If you do happen to find yourself using this airstrip for an emergency landing, you need a permit from the Banff warden to take off again. I assume the park warden has a gun and wouldn’t be happy about the extra paperwork you caused him (or her). This is something I don’t need to worry about however, as my private jet is in the shop right now…. And doesn’t actually exist.
On the plus side, they have a snowbrush to clean off your plane before you leave again. In 1996 they conducted a study to see if they should completely remove the airstrip and return it to a natural state. In that decade the airstrip averaged 10-18 emergency landings each year, with 2-4 of those resulting in accidents. So for now, the airstrip stays but as aircraft technology improves the future of this airstrip looks bleak.
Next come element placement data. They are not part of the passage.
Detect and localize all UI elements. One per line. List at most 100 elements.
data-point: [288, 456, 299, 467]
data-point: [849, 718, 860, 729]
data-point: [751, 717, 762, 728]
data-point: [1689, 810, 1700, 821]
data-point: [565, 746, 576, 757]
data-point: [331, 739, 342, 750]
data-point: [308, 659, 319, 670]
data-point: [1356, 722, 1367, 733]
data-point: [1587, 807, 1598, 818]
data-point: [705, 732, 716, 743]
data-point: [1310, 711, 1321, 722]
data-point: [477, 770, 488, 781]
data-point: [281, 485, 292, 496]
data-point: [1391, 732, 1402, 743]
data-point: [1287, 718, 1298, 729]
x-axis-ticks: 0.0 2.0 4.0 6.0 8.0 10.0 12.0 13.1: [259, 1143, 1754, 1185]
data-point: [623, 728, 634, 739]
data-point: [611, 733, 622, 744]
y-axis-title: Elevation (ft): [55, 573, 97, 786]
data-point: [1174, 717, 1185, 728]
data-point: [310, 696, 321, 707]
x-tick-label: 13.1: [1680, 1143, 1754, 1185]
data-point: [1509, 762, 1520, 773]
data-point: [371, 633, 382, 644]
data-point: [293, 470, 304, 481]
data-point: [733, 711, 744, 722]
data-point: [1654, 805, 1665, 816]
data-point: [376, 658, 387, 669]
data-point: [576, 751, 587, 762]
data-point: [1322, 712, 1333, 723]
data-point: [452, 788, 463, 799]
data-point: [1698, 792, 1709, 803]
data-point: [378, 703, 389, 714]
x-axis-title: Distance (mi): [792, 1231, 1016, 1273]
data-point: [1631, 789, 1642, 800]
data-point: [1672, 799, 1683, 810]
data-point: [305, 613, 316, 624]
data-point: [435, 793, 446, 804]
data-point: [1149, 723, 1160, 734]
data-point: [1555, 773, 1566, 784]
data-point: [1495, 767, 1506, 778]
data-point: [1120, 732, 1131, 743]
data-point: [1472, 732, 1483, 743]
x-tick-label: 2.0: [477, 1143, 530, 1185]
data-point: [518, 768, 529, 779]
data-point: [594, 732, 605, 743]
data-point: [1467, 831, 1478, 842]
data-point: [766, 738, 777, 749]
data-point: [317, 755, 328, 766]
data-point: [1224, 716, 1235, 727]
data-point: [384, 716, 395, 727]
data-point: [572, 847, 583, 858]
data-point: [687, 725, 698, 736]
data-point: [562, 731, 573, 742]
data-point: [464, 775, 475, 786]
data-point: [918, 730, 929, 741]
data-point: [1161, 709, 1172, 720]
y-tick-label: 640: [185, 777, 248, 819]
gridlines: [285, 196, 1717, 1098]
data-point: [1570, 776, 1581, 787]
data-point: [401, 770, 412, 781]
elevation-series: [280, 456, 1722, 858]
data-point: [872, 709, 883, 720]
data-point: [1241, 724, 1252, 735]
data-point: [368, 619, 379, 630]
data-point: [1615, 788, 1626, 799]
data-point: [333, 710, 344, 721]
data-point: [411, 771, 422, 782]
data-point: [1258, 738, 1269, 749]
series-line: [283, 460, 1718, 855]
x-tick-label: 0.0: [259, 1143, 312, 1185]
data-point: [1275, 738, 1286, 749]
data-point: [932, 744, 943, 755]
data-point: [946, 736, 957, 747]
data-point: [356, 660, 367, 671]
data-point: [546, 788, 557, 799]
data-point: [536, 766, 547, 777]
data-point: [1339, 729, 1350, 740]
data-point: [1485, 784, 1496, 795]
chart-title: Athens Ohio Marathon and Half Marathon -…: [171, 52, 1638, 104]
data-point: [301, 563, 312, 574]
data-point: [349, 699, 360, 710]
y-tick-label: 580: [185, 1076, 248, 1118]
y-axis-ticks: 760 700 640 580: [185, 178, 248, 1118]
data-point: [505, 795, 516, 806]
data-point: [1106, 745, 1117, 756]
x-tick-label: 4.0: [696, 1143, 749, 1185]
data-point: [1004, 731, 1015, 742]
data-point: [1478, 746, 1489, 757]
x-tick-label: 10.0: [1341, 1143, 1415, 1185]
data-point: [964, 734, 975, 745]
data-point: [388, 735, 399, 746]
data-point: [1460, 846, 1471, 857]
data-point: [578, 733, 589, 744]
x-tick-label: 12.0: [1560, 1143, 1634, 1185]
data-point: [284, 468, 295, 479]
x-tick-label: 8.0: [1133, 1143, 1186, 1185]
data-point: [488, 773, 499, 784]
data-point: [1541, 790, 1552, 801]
I assume this used to have a pay phone inside it, it is not there anymore.
You can tell this has been here a while, 7 digit phone number!
While snooping around I noted these fluorescent ribbons in the trees. Lucky for you, I like exploring and decide only good could come from following the ribbons into the forest.
After walking a couple minutes I find Banff International’s bathroom.
I’ve seen worse airport bathrooms.
If the steep approach angle, wind shear and bathroom facilities don’t have you convinced to pick Calgary Airport over Banff International, perhaps the fact it is right at the bottom of an avalanche run-out would make you think twice.
I suppose the view from the bathroom at Banff International would be hard to beat but unfortunately I suspect this airports days are numbered. An interesting part of Banff’s history none the less.